Obesity is “second only to tobacco” as a preventable cause of cancer in the United States, senior author Steven Nissen, MD, chief academic officer of the Heart, Vascular, and Thoracic Institute at Cleveland Clinic, said in a news release.
“This study provides the best possible evidence on the value of intentional weight loss to reduce cancer risk and mortality,” Dr. Nissen said.
Questions remain
In an accompanying editorial, Anita P. Courcoulas, MD, of the University of Pittsburgh Medical Center, said future studies should look at potential factors that influence the association between bariatric surgery and reduced cancer risk, with an eye toward individualizing treatment and figuring out who will benefit the most.
“It is likely that cancer risk reduction after bariatric surgery varies by sex, age, race and ethnicity, type of bariatric surgery, alcohol and smoking status, cancer site, diabetes status, body mass index, and other factors,” Dr. Courcoulas pointed out.
“In addition, there is a need to understand the specific biological mechanisms of effect responsible for the observed change in cancer risk because these mechanisms have not been clearly investigated and elucidated in humans,” she said.
“If this association is further validated, it would extend the benefits of bariatric surgery to another important area of long-term health and prevention. This additional information could then further guide for whom bariatric surgery is most beneficial,” Dr. Courcoulas concluded.

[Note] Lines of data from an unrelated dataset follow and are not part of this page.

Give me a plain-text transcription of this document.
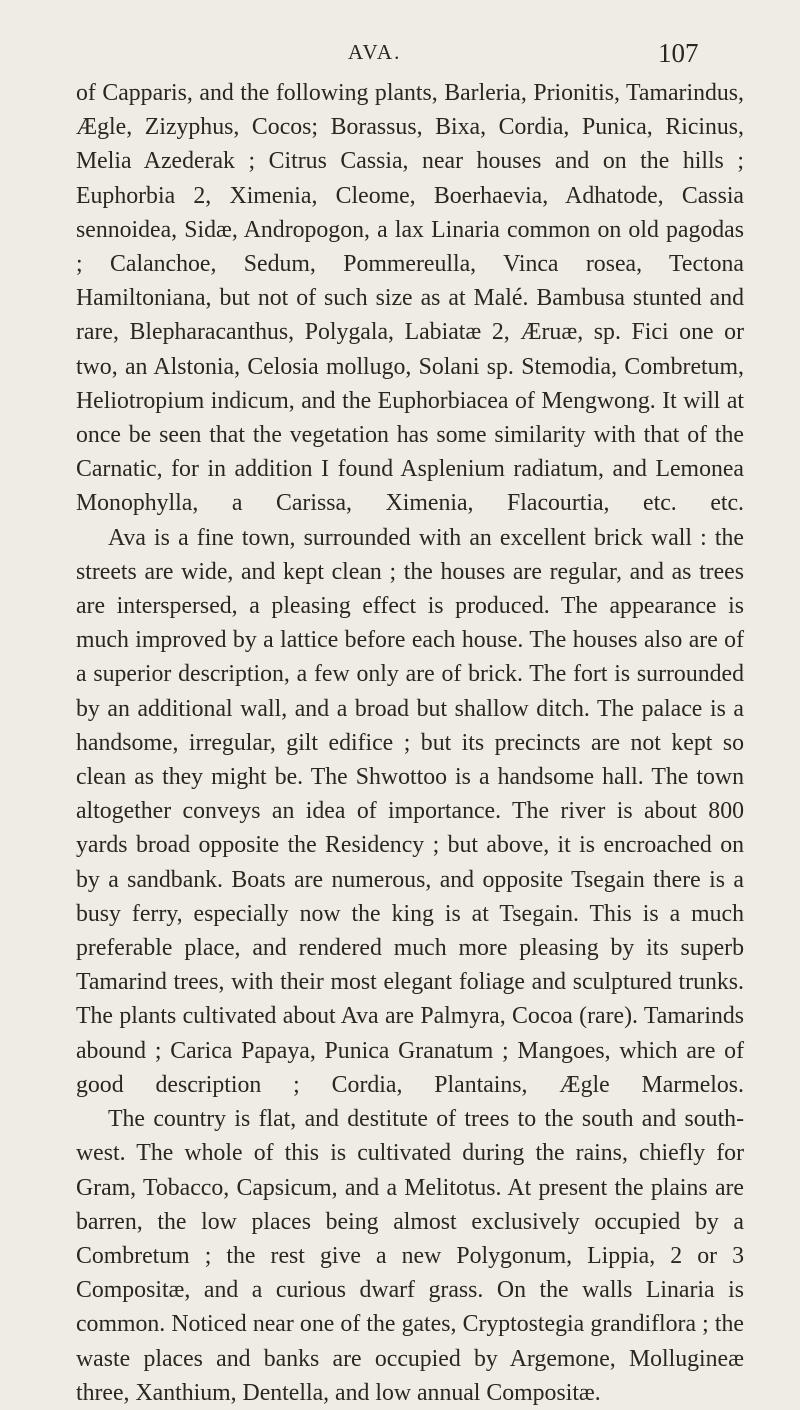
AVA.	107

of Capparis, and the following plants, Barleria, Prionitis, Tamarindus, Ægle, Zizyphus, Cocos; Borassus, Bixa, Cordia, Punica, Ricinus, Melia Azederak ; Citrus Cassia, near houses and on the hills ; Euphorbia 2, Ximenia, Cleome, Boerhaevia, Adhatode, Cassia sennoidea, Sidæ, Andropogon, a lax Linaria common on old pagodas ; Calanchoe, Sedum, Pommereulla, Vinca rosea, Tectona Hamiltoniana, but not of such size as at Malé. Bambusa stunted and rare, Blepharacanthus, Polygala, Labiatæ 2, Æruæ, sp. Fici one or two, an Alstonia, Celosia mollugo, Solani sp. Stemodia, Combretum, Heliotropium indicum, and the Euphorbiacea of Mengwong. It will at once be seen that the vegetation has some similarity with that of the Carnatic, for in addition I found Asplenium radiatum, and Lemonea Monophylla, a Carissa, Ximenia, Flacourtia, etc. etc.

Ava is a fine town, surrounded with an excellent brick wall : the streets are wide, and kept clean ; the houses are regular, and as trees are interspersed, a pleasing effect is produced. The appearance is much improved by a lattice before each house. The houses also are of a superior description, a few only are of brick. The fort is surrounded by an additional wall, and a broad but shallow ditch. The palace is a handsome, irregular, gilt edifice ; but its precincts are not kept so clean as they might be. The Shwottoo is a handsome hall. The town altogether conveys an idea of importance. The river is about 800 yards broad opposite the Residency ; but above, it is encroached on by a sandbank. Boats are numerous, and opposite Tsegain there is a busy ferry, especially now the king is at Tsegain. This is a much preferable place, and rendered much more pleasing by its superb Tamarind trees, with their most elegant foliage and sculptured trunks. The plants cultivated about Ava are Palmyra, Cocoa (rare). Tamarinds abound ; Carica Papaya, Punica Granatum ; Mangoes, which are of good description ; Cordia, Plantains, Ægle Marmelos.

The country is flat, and destitute of trees to the south and south-west. The whole of this is cultivated during the rains, chiefly for Gram, Tobacco, Capsicum, and a Melitotus. At present the plains are barren, the low places being almost exclusively occupied by a Combretum ; the rest give a new Polygonum, Lippia, 2 or 3 Compositæ, and a curious dwarf grass. On the walls Linaria is common. Noticed near one of the gates, Cryptostegia grandiflora ; the waste places and banks are occupied by Argemone, Mollugineæ three, Xanthium, Dentella, and low annual Compositæ.
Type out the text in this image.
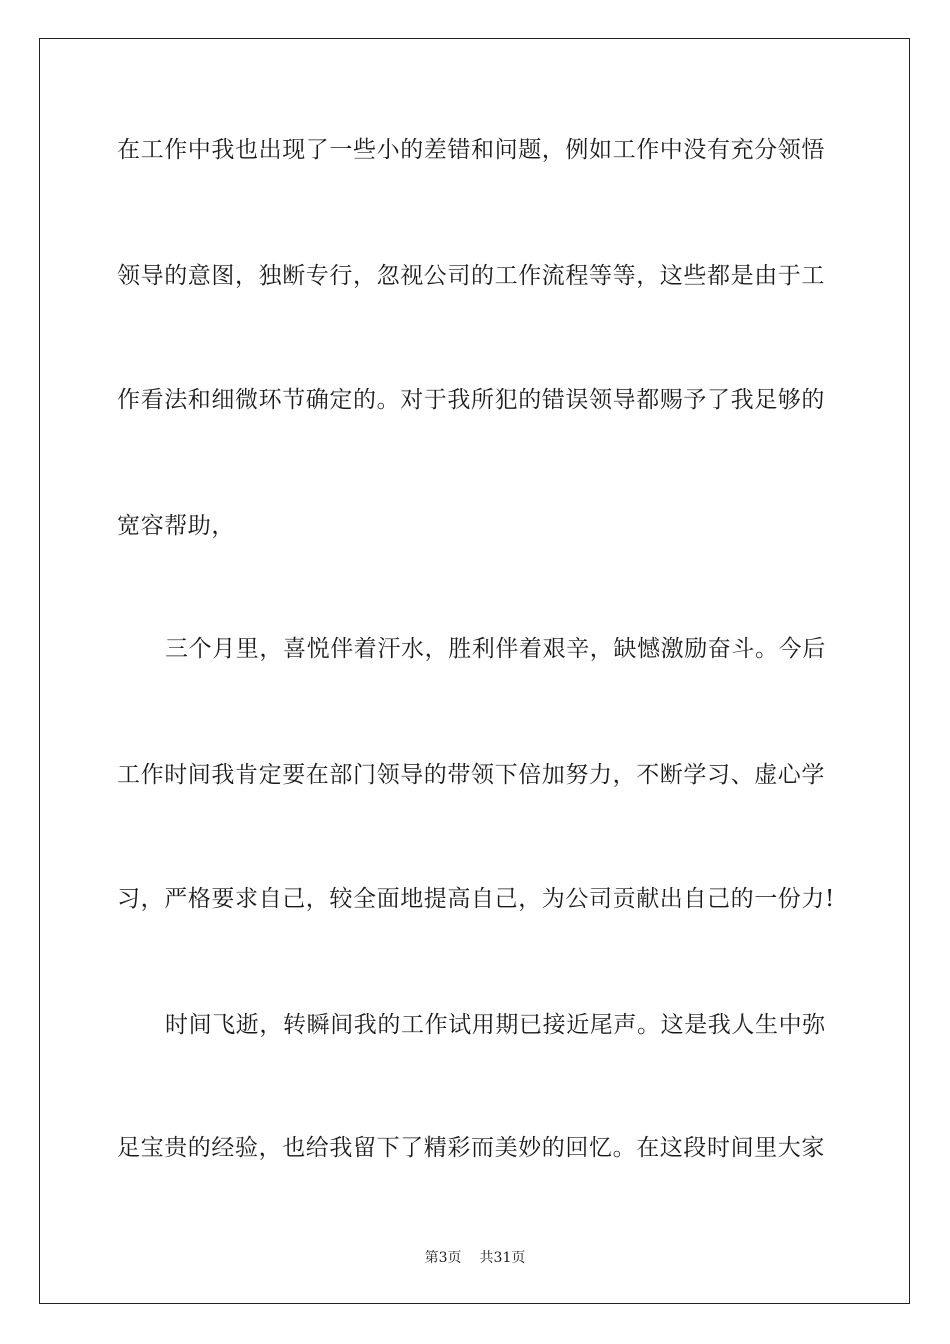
在工作中我也出现了一些小的差错和问题，例如工作中没有充分领悟
领导的意图，独断专行，忽视公司的工作流程等等，这些都是由于工
作看法和细微环节确定的。对于我所犯的错误领导都赐予了我足够的
宽容帮助，
三个月里，喜悦伴着汗水，胜利伴着艰辛，缺憾激励奋斗。今后
工作时间我肯定要在部门领导的带领下倍加努力，不断学习、虚心学
习，严格要求自己，较全面地提高自己，为公司贡献出自己的一份力!
时间飞逝，转瞬间我的工作试用期已接近尾声。这是我人生中弥
足宝贵的经验，也给我留下了精彩而美妙的回忆。在这段时间里大家
第3页 共31页
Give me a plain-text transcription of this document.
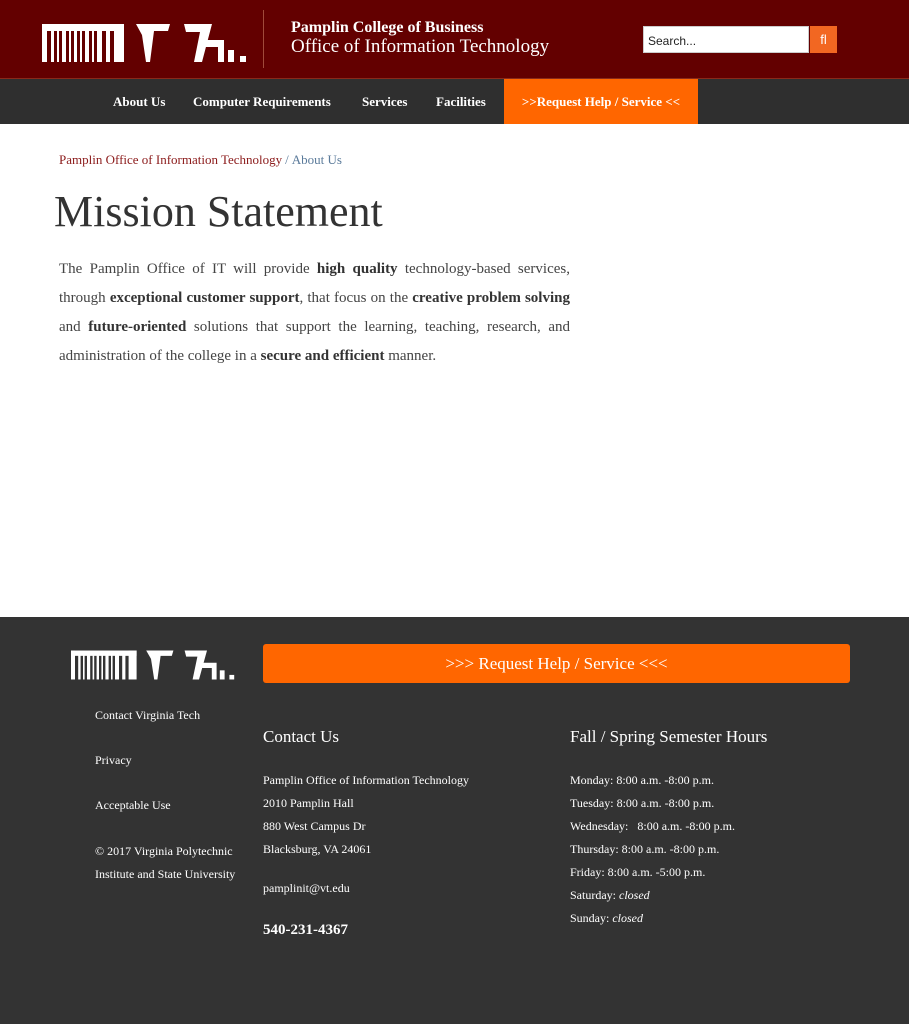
Pamplin College of Business
Office of Information Technology
Search...	fl
About Us Computer Requirements Services Facilities	>>Request Help / Service <<
Pamplin Office of Information Technology / About Us
Mission Statement

The Pamplin Office of IT will provide high quality technology-based services, through exceptional customer support, that focus on the creative problem solving and future-oriented solutions that support the learning, teaching, research, and administration of the college in a secure and efficient manner.

>>> Request Help / Service <<<
Contact Virginia Tech
Privacy
Acceptable Use
© 2017 Virginia Polytechnic Institute and State University
Contact Us
Pamplin Office of Information Technology
2010 Pamplin Hall
880 West Campus Dr
Blacksburg, VA 24061
pamplinit@vt.edu
540-231-4367
Fall / Spring Semester Hours
Monday: 8:00 a.m. -8:00 p.m.
Tuesday: 8:00 a.m. -8:00 p.m.
Wednesday: 8:00 a.m. -8:00 p.m.
Thursday: 8:00 a.m. -8:00 p.m.
Friday: 8:00 a.m. -5:00 p.m.
Saturday: closed
Sunday: closed
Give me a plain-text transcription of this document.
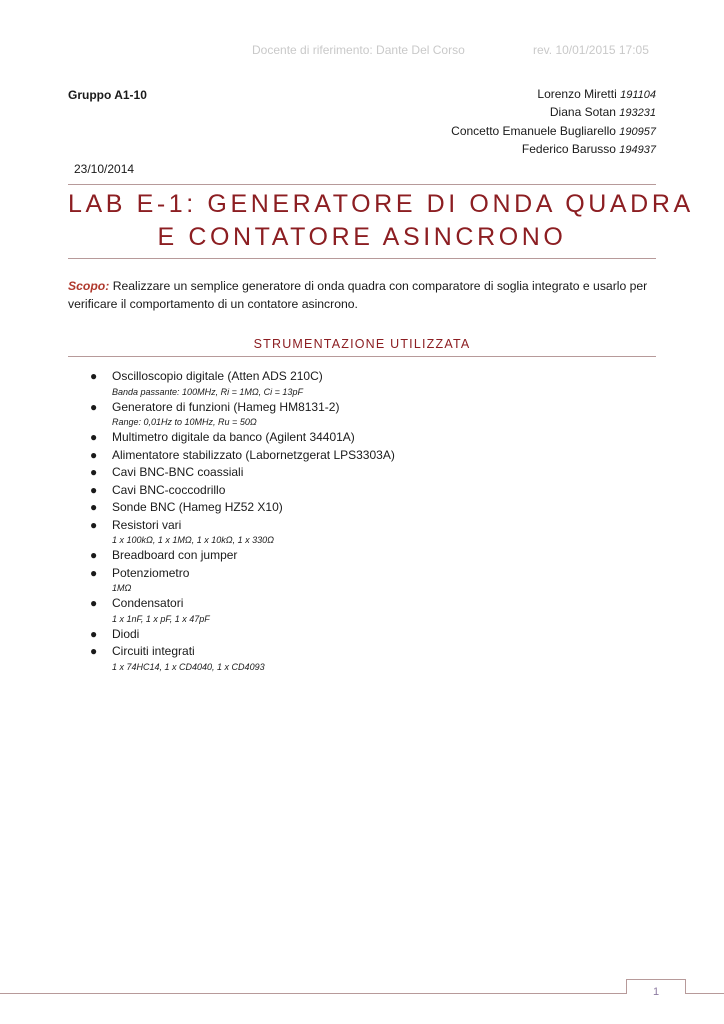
Docente di riferimento: Dante Del Corso	rev. 10/01/2015 17:05
Gruppo A1-10	Lorenzo Miretti 191104
Diana Sotan 193231
Concetto Emanuele Bugliarello 190957
Federico Barusso 194937
23/10/2014
LAB E-1: GENERATORE DI ONDA QUADRA
E CONTATORE ASINCRONO
Scopo: Realizzare un semplice generatore di onda quadra con comparatore di soglia integrato e usarlo per verificare il comportamento di un contatore asincrono.
STRUMENTAZIONE UTILIZZATA
● Oscilloscopio digitale (Atten ADS 210C)
Banda passante: 100MHz, Ri = 1MΩ, Ci = 13pF
● Generatore di funzioni (Hameg HM8131-2)
Range: 0,01Hz to 10MHz, Ru = 50Ω
● Multimetro digitale da banco (Agilent 34401A)
● Alimentatore stabilizzato (Labornetzgerat LPS3303A)
● Cavi BNC-BNC coassiali
● Cavi BNC-coccodrillo
● Sonde BNC (Hameg HZ52 X10)
● Resistori vari
1 x 100kΩ, 1 x 1MΩ, 1 x 10kΩ, 1 x 330Ω
● Breadboard con jumper
● Potenziometro
1MΩ
● Condensatori
1 x 1nF, 1 x pF, 1 x 47pF
● Diodi
● Circuiti integrati
1 x 74HC14, 1 x CD4040, 1 x CD4093
1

The study had no specific funding. Dr. Aminian reported receiving grants and speaking honoraria from Medtronic. Dr. Nissen reported receiving grants from Novartis, Eli Lilly, AbbVie, Silence Therapeutics, AstraZeneca, Esperion Therapeutics, Amgen, and Bristol Myers Squibb. A complete list of author disclosures is available with the original article. Dr. Courcoulas had no relevant disclosures.
A version of this article first appeared on Medscape.com.